No entanto a aparência delgada, longilínea, dos troncos surpreende quem tenta vergá-los. São fibrosos e resistentes desde os primeiros centímetros de altura; o facão canta ao bater de costas contra eles.
Pendentes, com as garras fincadas nas árvores que tiveram sucesso em alcançar o topo do dossel, os cipós desenham um emaranhado confuso, insensíveis à largura dos troncos que galgam -dos mais finos aos monumentais, todos servem de escada a eles. Economizam o máximo de energia no suporte da subida, para utilizá-la com força no buquê de folhas que expõem à luz quando julgam a oportunidade propícia.
Além do cipoal, os troncos servem de suporte a parasitas, filodendros com folhas cordiformes e orquídeas floridas que se prendem em alturas variadas para captar a luz filtrada, indireta, adequada a sua fotossíntese. Bromélias aproveitam as forquilhas mais altas para expor suas folhas carnosas, concêntricas, permanentemente embebidas na água que acumulam. Manchas de fungos salpicadas ou em faixas concêntricas colorem as cascas de matizes verde-claros. Entre elas, tufos quase microscópicos de briófitas filiformes mimetizando microssamambaias, gramíneas e avencas miúdas constituem uma floresta particular, visível em seus detalhes apenas à magnificação das lupas.
Se a vista armada consegue chegar às copas mais altas, o binóculo pode discernir abelhas, vespas e besouros rodeando as flores em busca do néctar fertilizante. Quando se detém nos detalhes encobertos pelo verde onipresente, o olhar mais atento percebe que a floresta é florida. As flores são geralmente pequenas e numerosas, contraditoriamente discretas para exercer as funções sexuais de indivíduos de tamanha altura; mas também podem ser grandes e espalhafatosas para disputar a atenção dos polinizadores.
Raízes gigantes, cipós, parasitas, bromélias, filodendros, bolores, briófitas minúsculas, insetos voadores, formigas, termitas que constroem grandes casas de terra agarradas aos troncos, e seres microscópicos fazem de cada árvore um nicho ecológico peculiar, de complexidade biológica ainda mal compreendida. A interferência intempestiva nas condições de uma dessas formas de vida pode destruir o equilíbrio existente entre as demais.

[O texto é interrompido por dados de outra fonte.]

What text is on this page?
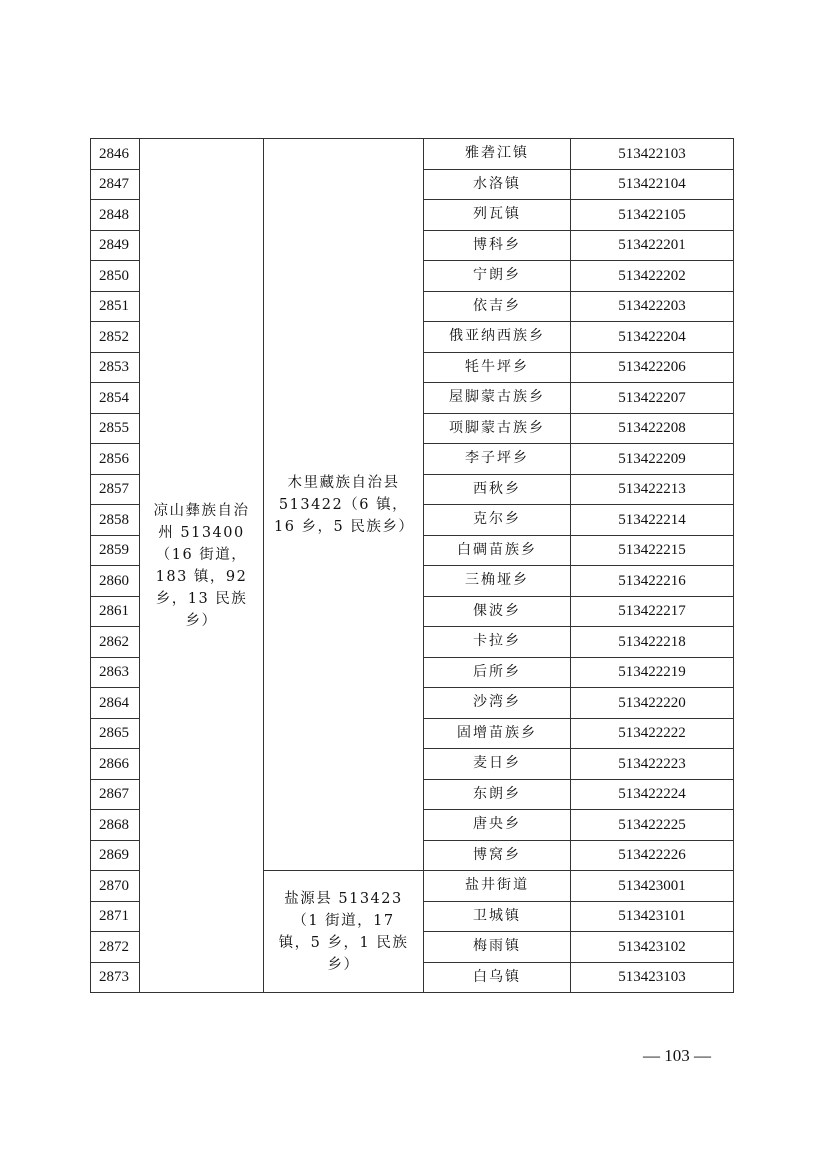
2846	凉山彝族自治州 513400（16 街道，183 镇，92 乡，13 民族乡）	木里藏族自治县 513422（6 镇，16 乡，5 民族乡）	雅砻江镇	513422103
2847			水洛镇	513422104
2848			列瓦镇	513422105
2849			博科乡	513422201
2850			宁朗乡	513422202
2851			依吉乡	513422203
2852			俄亚纳西族乡	513422204
2853			牦牛坪乡	513422206
2854			屋脚蒙古族乡	513422207
2855			项脚蒙古族乡	513422208
2856			李子坪乡	513422209
2857			西秋乡	513422213
2858			克尔乡	513422214
2859			白碉苗族乡	513422215
2860			三桷垭乡	513422216
2861			倮波乡	513422217
2862			卡拉乡	513422218
2863			后所乡	513422219
2864			沙湾乡	513422220
2865			固增苗族乡	513422222
2866			麦日乡	513422223
2867			东朗乡	513422224
2868			唐央乡	513422225
2869			博窝乡	513422226
2870		盐源县 513423（1 街道，17 镇，5 乡，1 民族乡）	盐井街道	513423001
2871			卫城镇	513423101
2872			梅雨镇	513423102
2873			白乌镇	513423103
— 103 —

As diferentes fases de crescimento em que se encontram árvores, arbustos, cipós, samambaias e palmeiras de vários tipos e tamanhos conferem à floresta um contínuo de alturas que vai das mudas recém-brotadas a um palmo do chão ao topo das árvores majestosas. A variedade de formas é inacreditável; até onde a vista alcança, é raro encontrar duas árvores da mesma espécie. Aqui, biodiversidade não é mero conceito teórico.
O chão da floresta é um cenário coberto por folhas, frutos e gravetos que estalam ao pisar, dispostos aleatoriamente num espetáculo colorido com todas as tonalidades possíveis entre o amarelo-claro e o marrom mais escuro. Esparsos entre a folhagem seca, emergem tufos verdes de plantinhas recém-nascidas, em competição pela sobrevivência. Troncos de árvores caídas, úmidos, embolorados, cobertos de líquens e cogumelos coloridos quebram a monotonia plana do chão, numa demonstração clara de que a floresta é um organismo pulsátil, delicadamente equilibrado entre a vida e a morte revitalizadora.
Se Charles Darwin estivesse sentado onde estou, ouviria o cantar dos pássaros, o piado metálico e intervalado do capitão-do-mato, ave denunciadora da presença de estranhos em seu território, e a algazarra ensurdecedora dos grilos e das cigarras indolentes. Sem a proteção de repelentes químicos, seria picado por mosquitos, mas estaria muito feliz. Sentiria na pele curtida pelo frio da Inglaterra a sensualidade úmida, pegajosa, de uma manhã na floresta amazônica.